TALLAHASSEE — Boaters who take a safety precaution could get slight discounts on their annual vessel-registration fees, under bills crafted after the tragedy of two 14-year-olds going lost at sea this summer.
The bills (SB 746 and HB 427) would provide discounts of about 25 percent on annual registration fees if boaters have purchased and registered emergency locator devices.
Backers said the proposal is a better way “to accomplish good” than pushing to increase the minimum age for operating boats in Florida waters.
“My preference is to leave that to the discretion of the parents,” said Sen. Joe Negron, a Stuart Republican who is sponsoring the Senate version of the bill.
Rep. MaryLynn Magar, a Tequesta Republican sponsoring the House version, agreed.
“Many of these kids that are in our waterways, they’re better off out there fishing, having a good time, than they would getting in trouble somewhere else,” Magar said. “It’s a great lifestyle. They just need to be safe about it.”
Negron and Magar, working with Blu Stephanos — whose son Austin was one of the two teens who went missing after going out of the Jupiter Inlet in July — introduced the legislation on Wednesday.
Under the proposal, the discount would be given to anyone who currently has or buys an emergency position indicating radio beacon (EPIRB) device.
“Your cell phone won’t work out there,” Stephanos said during a news conference with Negron and Magar in the Capitol. “The only thing that is going to work is one of these devices. And at that time, it’s more about rescue, not so much searching. And for that, can you put a price on it, really?”
The devices cost between $200 and $1,500, according to the U.S. Coast Guard. To be activated, a device must be registered with the National Oceanic and Atmospheric Administration.
Negron said the cost, in relation to most boats, is “modest.”
“I think ultimately it will save Florida money because these rescue operations are extraordinarily expensive,” Negron said.

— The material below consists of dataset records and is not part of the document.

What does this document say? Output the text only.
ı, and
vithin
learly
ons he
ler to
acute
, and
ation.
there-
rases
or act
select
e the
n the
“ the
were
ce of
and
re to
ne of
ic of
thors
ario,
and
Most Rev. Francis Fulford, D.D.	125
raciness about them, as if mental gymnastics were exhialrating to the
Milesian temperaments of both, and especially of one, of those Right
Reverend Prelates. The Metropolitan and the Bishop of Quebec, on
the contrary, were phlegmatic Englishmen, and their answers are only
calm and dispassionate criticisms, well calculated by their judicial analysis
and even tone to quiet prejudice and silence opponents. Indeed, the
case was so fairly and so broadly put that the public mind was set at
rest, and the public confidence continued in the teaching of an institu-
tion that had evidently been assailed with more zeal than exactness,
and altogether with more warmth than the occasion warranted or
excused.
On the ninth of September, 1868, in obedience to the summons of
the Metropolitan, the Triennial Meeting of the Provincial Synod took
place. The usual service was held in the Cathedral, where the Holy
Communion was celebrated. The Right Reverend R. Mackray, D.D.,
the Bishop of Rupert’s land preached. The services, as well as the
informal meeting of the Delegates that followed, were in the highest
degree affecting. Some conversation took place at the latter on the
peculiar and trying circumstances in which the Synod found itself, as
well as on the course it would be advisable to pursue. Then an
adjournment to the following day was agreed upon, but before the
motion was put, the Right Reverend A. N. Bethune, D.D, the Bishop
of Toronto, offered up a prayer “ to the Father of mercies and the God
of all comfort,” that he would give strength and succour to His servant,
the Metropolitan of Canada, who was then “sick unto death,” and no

Austin Stephanos and Perry Cohen, both from northern Palm Beach County, vanished after exiting the inlet together in a 19-foot boat. The disappearance set off an eight-day search in the Atlantic.
“I want to protect anyone from … having to go through what I’m going through,” said Blu Stephanos, who intends to use a foundation he set up in his son’s name to promote the use of the beacons.
The legislation is expected to save boaters about $5 million by dropping the annual fee based upon the size of each boat.
Under the bill, the annual fee for boats between 12 and 16 feet would drop from $16.25 to $11; for boats between 16 and 26 feet, the fee would go from $28.75 to $20.40; and for boats between 26 feet and 40 feet, the fee would fall from $78.25 to $57.50.
Sen. Jeremy Ring, D-Margate, last month introduced a proposal (SB 644) that would increase the minimum age from 14 to 16 to operate personal watercraft in most Florida waters.
“Right now, it’s just personal watercrafts,” Ring said when he filed the bill. “We’re looking deeper into boats as well, but that’s a bigger lift. So, we’re not saying it won’t be a part of this bill, but we’re just not quite there yet. We do feel very strongly in getting this started, and a great start is with the personal watercrafts.”
Ring’s proposal, which has yet to attract a House companion, has been referred to three Senate committees.
News Service of Florida Assignment Manager Tom Urban contributed to this report.